Solar panel waste is not the worst thing that’s ever happened
This article originally appeared in our Circularity Weekly newsletter. Subscribe here.
I subscribe to a lot of newsletters and follow quite a few Google alerts in this role. It’s one of my favorite parts of the job. I subscribed to a lot of newsletters in my last role too. The difference now is that I actually read (most of) them.
When you subscribe to this volume of newsletters and alerts, you are bound to see a lot of takes from folks like me (and real journalists alike) about the same topics over and over. One story might say that recyclable single use cups are great, while another might argue they are the worst. One story might laud progress toward compostable clothing, another might say it is a waste of effort.
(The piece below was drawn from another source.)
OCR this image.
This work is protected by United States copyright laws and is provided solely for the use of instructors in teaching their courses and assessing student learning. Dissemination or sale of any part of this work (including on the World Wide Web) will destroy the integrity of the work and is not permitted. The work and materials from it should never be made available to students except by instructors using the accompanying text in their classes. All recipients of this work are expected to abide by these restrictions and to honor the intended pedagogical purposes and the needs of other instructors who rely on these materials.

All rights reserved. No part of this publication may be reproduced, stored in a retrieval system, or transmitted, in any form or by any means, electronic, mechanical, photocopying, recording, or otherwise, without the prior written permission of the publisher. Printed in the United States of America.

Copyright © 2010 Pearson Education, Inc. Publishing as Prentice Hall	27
There is one topic where nearly every sustainability pundit seems to be in agreement, though: The challenge of dealing with solar panel waste. Each headline on this topic makes it seem as if solar panel waste is the worst thing that’s ever happened…
I’m not here to argue that we shouldn’t address what to do with solar panels at the end of their first useful life, far from it. I believe that we need innovation in solar panel recovery and recycling, as well as significant research into designing panels for recyclability, refurbishment or remanufacturing from the outset. The same can be said (and the same doomsday articles exist) for wind turbines.
Some articles on this subject do yeoman’s work to address the opportunity, both environmental and financial, of cracking the code on end-of-first-use treatment of renewable energy infrastructure, and they should be applauded for doing so. What I don’t see very often addressed in these articles, though, is the waste problem with our other forms of energy. That’s what I’m going to prod at a bit here, however incompletely.
Let’s start with the form of energy being phased out most right now by renewables…
If folks think renewables have a toxic waste problem, wait until they meet solar and wind’s old dirty uncle. Coal-fired power produces coal ash, and a lot of it. According to the United States Environmental Protection Agency, “Coal ash contains contaminants like mercury, cadmium and arsenic. Without proper management, these contaminants can pollute waterways, ground water, drinking water, and the air.” This coal ash is dealt with in a variety of ways depending on the facility’s permits, but the systems put in place to contain coal ash fail, with two notable and recent incidents in Kingston, Tennessee (2008) and Eden, North Carolina (2014). Not only is coal ash toxic, it is one of the largest industrial waste streams in the U.S. at over 100 million tons per year. To put that in context, the U.S. isn’t expected to hit 1 million tons of solar panel waste until 2030.
What about coal’s clean cousin, natural gas? Well, it is a lot cleaner from a solid waste perspective, with very little solid waste being created beyond any disposal of emissions control media and the decommissioning of gas-fired power plants. Waste streams are associated with exploration for, and production of, natural gas. These include impacts to freshwater during the unconventional production of natural gas, a.k.a. hydraulic fracturing.
Hazardous waste is clearly an issue with nuclear power production, so I don’t think we need to get into too much detail here. While the volumes of nuclear waste are quite low (about 2,000 metric tons per year), the implications of a release are much larger than those for other energy-producing technologies.
One main point on hydroelectric power. While waste is not of particular importance to hydro, other ecological considerations surely are (land use implications, wildlife impacts and life-cycle GHG emissions). As these are difficult to compare apples-to-apples with waste, we’ll leave it at that for now.
The solid waste problem for wind is similar to that of solar. Wind turbines generally have lifetimes on the order of 20 years, most of the weight of a turbine is metal and concrete (both of which can be recycled at end-of-use), and the current major waste stream is fiberglass from the blades. While this is a concern that must be addressed, there is potential to address it through new technologies and new recycling methods, and the scale is minimal compared to the primary energy source it is replacing, coal.
Let’s try not to be so “doomsday” about the waste issue of solar panels. Former GreenBiz staffer Lauren Phipps had a great conversation last year with Taylor Curtis from the National Renewable Energy Lab about panel recycling. Reading Taylor’s comments made it clear to me that this is a problem that we can overcome. As with anything, scale will bring efficiency and increased uptake.
It is always important to put challenges such as this in context. What is the old saying, “Don’t let the perfect be the enemy of the good”? Sure, the solar panel (and wind turbine) waste problem may not be perfect, but let’s take solace in the fact that we are considering it (I’m sure the same can’t be said for early coal-fired power), and it is far superior to the waste challenge presented by the coal plants that it is replacing.
Let’s not get complacent. Keep pushing the industry to improve initial design as well as recycling options. Circular, renewable and perfect should be the end goals, but the climate crisis is too important to wait or to slow down because of a bunch of headline-based gaslighting that casts doubt on the righteousness of renewable energy technologies.